In the past, the VA told Indian veterans to go to the IHS, which redirected them to the VA because they were veterans. Due to the wrongly denial of care for some Native veterans, a call for improved coordination between the two agencies has for nearly five years become a priority. To alleviate the problem, the Department of Veterans Affairs established the Office of Tribal Government Relations in January 2011. But even moving that far took a great deal of time. At a 2009 Senate Veterans’ Affairs Committee hearing, U.S. Senator Daniel K. Akaka (D-Hawaii), noted that, “American Indian and Alaska Native veterans report unmet healthcare needs at four times the rate of other veterans.” In 2010, the two agencies boosted resource sharing to improve care for Native vets, but many still fell through the cracks.

Finally, just prior to Memorial Day weekend this year, the U.S. Senate Committee on Indian Affairs held another hearing on the issue. Senator Akaka returned as Chairman of the committee, and asked if the 45,000 Native veterans receiving care through IHS knew they were eligible at both VA and IHS. The answers weren’t easy ones.

altThe main theme that surfaced was that locale disenfranchised some Native veterans, particularly Alaska Native veterans where access often involves spending money and time traveling several hundreds of miles to a VA clinic - usually involving expensive round-trip plane rides from remote villages to Anchorage.

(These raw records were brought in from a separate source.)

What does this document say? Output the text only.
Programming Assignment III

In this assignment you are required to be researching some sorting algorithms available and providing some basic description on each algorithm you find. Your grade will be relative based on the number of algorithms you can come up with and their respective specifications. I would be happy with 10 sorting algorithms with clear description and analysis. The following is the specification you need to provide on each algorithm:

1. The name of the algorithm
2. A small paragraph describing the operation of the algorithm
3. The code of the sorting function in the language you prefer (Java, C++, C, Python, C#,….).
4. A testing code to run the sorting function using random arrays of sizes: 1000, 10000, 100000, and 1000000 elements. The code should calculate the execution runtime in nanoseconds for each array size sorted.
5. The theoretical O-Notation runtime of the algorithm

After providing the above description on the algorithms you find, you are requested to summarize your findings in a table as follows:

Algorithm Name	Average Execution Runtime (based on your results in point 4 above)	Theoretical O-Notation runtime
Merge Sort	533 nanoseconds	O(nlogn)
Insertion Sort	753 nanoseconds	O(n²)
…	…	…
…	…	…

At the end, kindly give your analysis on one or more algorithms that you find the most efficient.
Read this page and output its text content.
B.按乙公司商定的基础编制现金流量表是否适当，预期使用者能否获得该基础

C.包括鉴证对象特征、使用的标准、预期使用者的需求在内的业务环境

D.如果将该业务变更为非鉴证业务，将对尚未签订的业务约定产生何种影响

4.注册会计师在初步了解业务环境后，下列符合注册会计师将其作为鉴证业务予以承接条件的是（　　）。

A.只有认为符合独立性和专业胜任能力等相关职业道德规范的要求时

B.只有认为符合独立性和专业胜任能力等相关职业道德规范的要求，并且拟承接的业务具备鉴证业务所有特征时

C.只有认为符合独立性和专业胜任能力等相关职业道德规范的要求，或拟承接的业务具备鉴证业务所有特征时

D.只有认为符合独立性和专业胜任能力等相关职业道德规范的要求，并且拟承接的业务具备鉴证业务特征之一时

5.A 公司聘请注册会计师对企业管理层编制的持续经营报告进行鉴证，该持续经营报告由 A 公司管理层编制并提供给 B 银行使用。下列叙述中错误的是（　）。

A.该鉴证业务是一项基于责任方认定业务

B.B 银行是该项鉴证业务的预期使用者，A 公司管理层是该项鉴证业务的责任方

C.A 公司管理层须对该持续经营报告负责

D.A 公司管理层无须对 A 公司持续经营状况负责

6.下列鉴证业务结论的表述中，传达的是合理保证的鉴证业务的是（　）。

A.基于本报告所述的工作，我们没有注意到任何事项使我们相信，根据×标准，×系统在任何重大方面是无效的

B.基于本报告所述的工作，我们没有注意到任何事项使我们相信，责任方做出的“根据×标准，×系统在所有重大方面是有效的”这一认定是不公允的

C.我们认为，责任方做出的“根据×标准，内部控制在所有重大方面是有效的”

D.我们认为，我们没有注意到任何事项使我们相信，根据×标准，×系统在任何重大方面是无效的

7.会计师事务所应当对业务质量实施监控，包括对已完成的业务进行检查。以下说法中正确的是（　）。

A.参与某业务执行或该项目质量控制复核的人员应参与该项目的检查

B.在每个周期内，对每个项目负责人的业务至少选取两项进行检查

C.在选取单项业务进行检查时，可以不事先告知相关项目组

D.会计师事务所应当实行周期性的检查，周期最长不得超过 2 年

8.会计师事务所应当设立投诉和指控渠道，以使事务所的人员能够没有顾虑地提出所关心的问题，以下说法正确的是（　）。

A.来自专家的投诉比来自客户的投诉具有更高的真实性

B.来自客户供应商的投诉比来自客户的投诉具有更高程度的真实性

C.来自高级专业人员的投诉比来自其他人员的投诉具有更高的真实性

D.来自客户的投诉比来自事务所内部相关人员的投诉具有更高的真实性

The IHS already provides services to nearly 1.9 million Native Americans through local clinics located in 35 States. Some new pilot programs, initiated in June 2012, involve collaboration between Alaska’s Eastern Aleutians Tribes and the VA that allows Native veterans to receive their VA healthcare at local IHS clinics rather than face the transportation challenges of going to a VA facility. A similar program is taking place for some of Montana’s more than 5,000 Native veterans involving a “Memorandum of Understanding” between the VA, IHS, and the Blackfeet Nation. Another program is providing telemedicine services between the Prescott, Arizona, VA facility and the IHS clinic on the Navajo Nation Reservation.

The VA health system is often complex and frustrating for any veteran, but for different tribes who have distinct traditions and beliefs, it is even more complicated. The hope is that the expansion of these pilot programs will lead to a nationwide solution to getting VA benefits to Native veterans. This includes dependents (including the surviving spouse, child, or parents of a deceased veteran) that earned VA benefits but have yet to register for them.

The IHS and VA are now reviewing Tribal input and plan to proceed soon with a national implementation of “a broad range of IHS-VA collaborations at the local level by IHS Area Offices and Tribal Health Programs with the Veterans Health Administration,” according to Roubideaux.